La maire de La Grand-Combe Laurence Baldit a dénoncé ce dimanche «des instrumentalisations politiques qui divisent», s'adressant à l'eurodéputée insoumise Rima Hassan, qui l'a accusée d’avoir voulu empêcher une marche blanche «contre l'islamophobie», après le meurtre du jeune Aboubakar dans une mosquée de la commune.
Elle «ferait bien de prendre ses informations à la source». Alors qu'un rassemblement était prévu dimanche 27 avril à Paris «contre l'islamophobie», à l'appel de plusieurs figures de LFI comme Eric Coquerel, Rima Hassan ou la N°1 des Verts, Marine Tondelier, la maire de La Grand-Combe, Laurence Baldit, a affirmé ne pas avoir voulu l'empêcher.
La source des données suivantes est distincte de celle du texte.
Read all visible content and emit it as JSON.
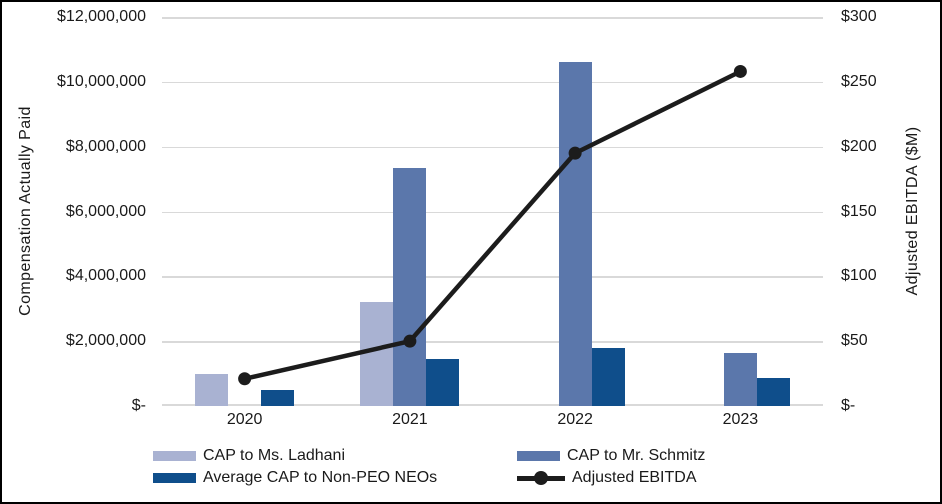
{
  "chart_data": {
    "type": "combo_bar_line",
    "categories": [
      "2020",
      "2021",
      "2022",
      "2023"
    ],
    "series": [
      {
        "name": "CAP to Ms. Ladhani",
        "type": "bar",
        "axis": "left",
        "color": "#a9b2d2",
        "values": [
          1000000,
          3200000,
          null,
          null
        ]
      },
      {
        "name": "CAP to Mr. Schmitz",
        "type": "bar",
        "axis": "left",
        "color": "#5b77ab",
        "values": [
          null,
          7350000,
          10600000,
          1630000
        ]
      },
      {
        "name": "Average CAP to Non-PEO NEOs",
        "type": "bar",
        "axis": "left",
        "color": "#0f4e8b",
        "values": [
          480000,
          1450000,
          1800000,
          860000
        ]
      },
      {
        "name": "Adjusted EBITDA",
        "type": "line",
        "axis": "right",
        "color": "#1c1c1c",
        "values": [
          21,
          50,
          195,
          258
        ]
      }
    ],
    "left_axis": {
      "title": "Compensation Actually Paid",
      "min": 0,
      "max": 12000000,
      "tick_labels": [
        "$12,000,000",
        "$10,000,000",
        "$8,000,000",
        "$6,000,000",
        "$4,000,000",
        "$2,000,000",
        "$-"
      ]
    },
    "right_axis": {
      "title": "Adjusted EBITDA ($M)",
      "min": 0,
      "max": 300,
      "tick_labels": [
        "$300",
        "$250",
        "$200",
        "$150",
        "$100",
        "$50",
        "$-"
      ]
    },
    "grid": true,
    "legend_position": "bottom"
  },
  "legend": {
    "items": [
      {
        "label": "CAP to Ms. Ladhani",
        "marker": "bar",
        "color": "#a9b2d2"
      },
      {
        "label": "CAP to Mr. Schmitz",
        "marker": "bar",
        "color": "#5b77ab"
      },
      {
        "label": "Average CAP to Non-PEO NEOs",
        "marker": "bar",
        "color": "#0f4e8b"
      },
      {
        "label": "Adjusted EBITDA",
        "marker": "line",
        "color": "#1c1c1c"
      }
    ]
  },
  "colors": {
    "gridline": "#d9d9d9",
    "text": "#1a1a1a",
    "background": "#ffffff",
    "border": "#000000"
  }
}
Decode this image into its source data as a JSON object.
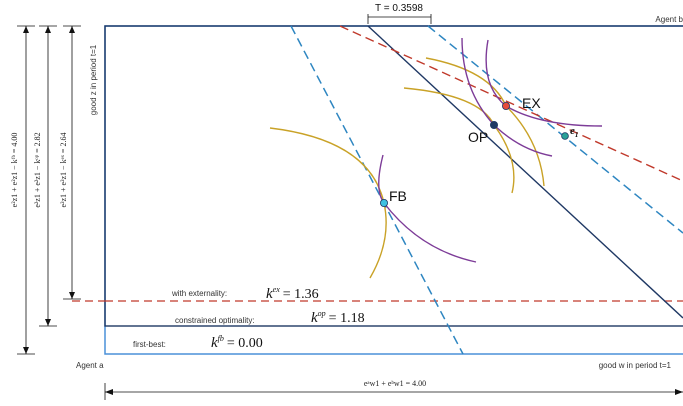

En effet, l'eurodéputée Rima Hassan a reproché à l'élue d'avoir voulu compromettre l'organisation de ce rassemblement, faisant suite au meurtre d'Aboubakar Cissé, un jeune Malien tué de plusieurs dizaines de coups de couteau vendredi dernier dans la mosquée de La Grand-Combe (Gard).
Un appel à la prudence
Dans les colonnes de l'Humanité, Laurence Baldit a enjoint à la prudence. «En tant que maire, je ne parle pas d’islamophobie pour le moment pour une raison simple : j’ai participé aujourd’hui avec les responsables des cultes du territoire, à une réunion avec le ministre de l’Intérieur, le procureur et le préfet qui invitent tous à être très prudents sur la caractérisation du meurtre, en attendant d’être fixés complètement sur les motivations de l’assassin. Il y a eu un tel déchaînement de violence, avec cinquante coups de couteau, que l’on peut s’interroger sur la stabilité mentale de la personne qui s’est livrée à une telle folie meurtrière», a-t-elle expliqué.
«Cela étant dit, l’acte islamophobe et le crime anti-musulman ne sont évidemment pas à écarter : il s’agit du meurtre d’un musulman, qui plus est au moment de la prière, et qui a en plus été commis dans une mosquée. Il y a donc évidemment de quoi se sentir visé tout particulièrement et meurtri quand on est musulman», a-t-elle ajouté.
Concernant les accusations de Rima Hassan, Laurence Baldit a estimé que l'eurodéputée LFI «ferait bien de prendre ses informations à la source. Je trouve extrêmement malsain, devant la mort d’un jeune, de penser à autre chose qu’au respect dû à la victime et à la communauté musulmane, en se livrant à des tentatives d’instrumentalisations politiques qui divisent au lieu de rassembler.»
«Il est absolument faux de dire que j‘aurais essayé d’empêcher cette marche. J’ai été informée de la tenue de cette marche blanche par la gendarmerie. Personne ne savait qui l’organisait. Les autorités musulmanes locales n’en étaient pas à l’origine et se sont dans un premier temps senties dépossédées, avant de consentir à y aller. J’ai finalement appris que l’appel avait été lancé sur les réseaux sociaux par un groupe de trois élus de ma majorité», a conclu l'élue.